Nationally, the retail market is showing a significant lack of new ground up product. Kansas City is no exception, it is far more common to see renovations of existing properties, particularly in the central region and historically strong suburbs, or retail as part of a larger mixed-use development. New retail construction is expected to remain sluggish for the imminent future, especially as construction prices are driven higher due to an abundance of projects in other commercial asset classes like industrial, multifamily, and healthcare.

Occupancy rates in the KC Metro remained unchanged 94.6% from 2018 into 2019, and it is expected that vacancy will stay low in 2020. Aggregate lease rates for the Metro also went stagnant at an average of $13.27 PSF in 2018, and $13.26 PSF in 2019. Bankruptcies and store closings are a typical part of the business cycle, luckily those are offset by openings as new concepts emerge.

The most active tenants in 2019 were restaurants, fitness, medical, and entertainment, as opposed to soft goods and big box stores who have significantly tempered their growth. Retailers who are expanding are generally trending toward fewer physical locations, but the locations they do open are strategically located and integrated with their e-commerce tactics. Many online retailers are seeing targeted physical locations as a compliment to their e-commerce strategy, including Amazon.

A side effect of e-commerce integration and service-focused tenants taking up retail space, local municipalities may start to see declining income from sales tax. Taxable sales for the entire KC Metro dropped slightly in the first six months of 2019 compared to the first six months of 2018 despite a strong economy. Local municipalities have to account for this as even more service-based tenants move into retail centers that don’t generate sales tax, particularly medically oriented users.

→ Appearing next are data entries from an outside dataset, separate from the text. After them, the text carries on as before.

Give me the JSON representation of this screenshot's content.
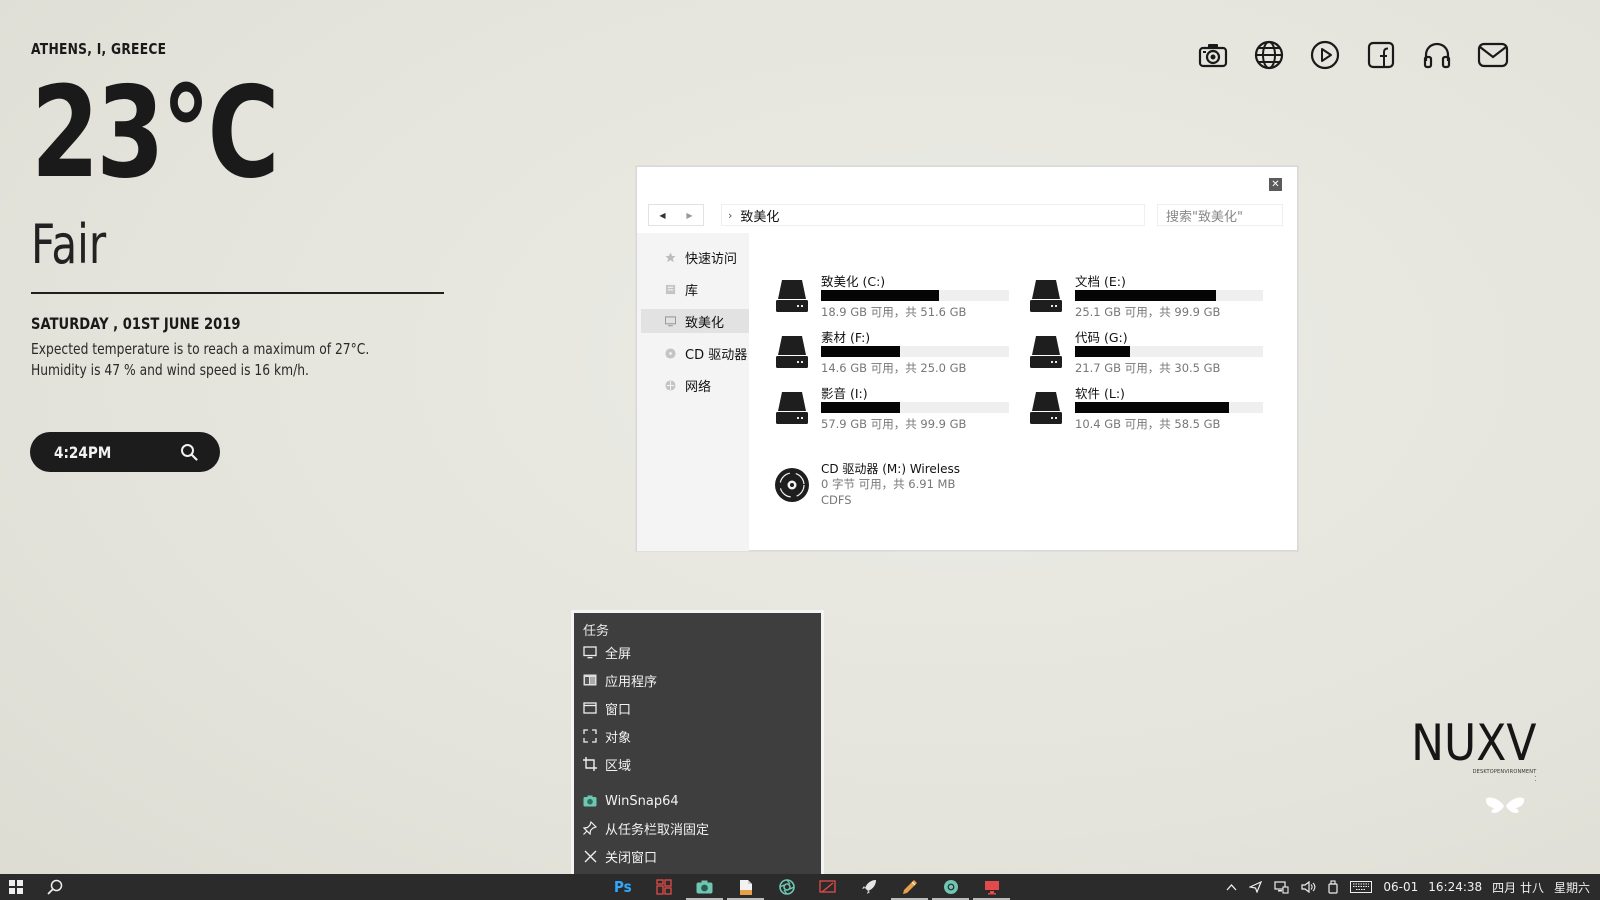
{
  "weather": {
    "location": "ATHENS, I, GREECE",
    "temperature": "23°C",
    "condition": "Fair",
    "date": "SATURDAY , 01ST JUNE 2019",
    "line1": "Expected temperature is to reach a maximum of 27°C.",
    "line2": "Humidity is 47 % and wind speed is 16 km/h.",
    "time": "4:24PM"
  },
  "top_icons": [
    "camera-icon",
    "globe-icon",
    "play-icon",
    "facebook-icon",
    "headphones-icon",
    "mail-icon"
  ],
  "explorer": {
    "path": "致美化",
    "search_placeholder": "搜索\"致美化\"",
    "sidebar": [
      {
        "label": "快速访问",
        "icon": "star-icon"
      },
      {
        "label": "库",
        "icon": "library-icon"
      },
      {
        "label": "致美化",
        "icon": "computer-icon",
        "selected": true
      },
      {
        "label": "CD 驱动器",
        "icon": "cd-icon"
      },
      {
        "label": "网络",
        "icon": "network-icon"
      }
    ],
    "drives": [
      {
        "name": "致美化 (C:)",
        "info": "18.9 GB 可用，共 51.6 GB",
        "used": 0.63
      },
      {
        "name": "文档 (E:)",
        "info": "25.1 GB 可用，共 99.9 GB",
        "used": 0.75
      },
      {
        "name": "素材 (F:)",
        "info": "14.6 GB 可用，共 25.0 GB",
        "used": 0.42
      },
      {
        "name": "代码 (G:)",
        "info": "21.7 GB 可用，共 30.5 GB",
        "used": 0.29
      },
      {
        "name": "影音 (I:)",
        "info": "57.9 GB 可用，共 99.9 GB",
        "used": 0.42
      },
      {
        "name": "软件 (L:)",
        "info": "10.4 GB 可用，共 58.5 GB",
        "used": 0.82
      }
    ],
    "cd": {
      "name": "CD 驱动器 (M:) Wireless",
      "info": "0 字节 可用，共 6.91 MB",
      "fs": "CDFS"
    }
  },
  "context_menu": {
    "header": "任务",
    "items": [
      {
        "label": "全屏",
        "icon": "monitor-icon"
      },
      {
        "label": "应用程序",
        "icon": "app-window-icon"
      },
      {
        "label": "窗口",
        "icon": "window-icon"
      },
      {
        "label": "对象",
        "icon": "object-select-icon"
      },
      {
        "label": "区域",
        "icon": "crop-icon"
      },
      {
        "label": "WinSnap64",
        "icon": "winsnap-icon"
      },
      {
        "label": "从任务栏取消固定",
        "icon": "unpin-icon"
      },
      {
        "label": "关闭窗口",
        "icon": "close-icon"
      }
    ]
  },
  "logo": {
    "title": "NUXV",
    "subtitle": "DESKTOPENVIRONMENT"
  },
  "taskbar": {
    "ps_label": "Ps",
    "date": "06-01",
    "time": "16:24:38",
    "lunar": "四月 廿八",
    "weekday": "星期六"
  },
  "colors": {
    "taskbar": "#2b2b2b",
    "menu": "#3e3e3e",
    "accent_ps": "#31a8ff",
    "accent_red": "#e24b4b",
    "accent_teal": "#6fc6b2",
    "accent_orange": "#e7a04a"
  }
}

Aside from the settling impact of e-commerce, the bifurcation of corporate retailers versus smaller local tenants seems to be hitting a comfortable equilibrium as well; both are succeeding in their own right. Local, or “mom and pop,” tenants are generally better suited when it comes to customer service and personal attention, while corporate retailers tend to have the edge when it comes to value-oriented products and concepts. That doesn’t mean the corporate retailers are giving up on trying to improve customer service. Interaction with customers is vital to any brand, especially those trying to differentiate themselves within the retail market, and a big reason to expect new concepts embracing brick-and-mortar positions.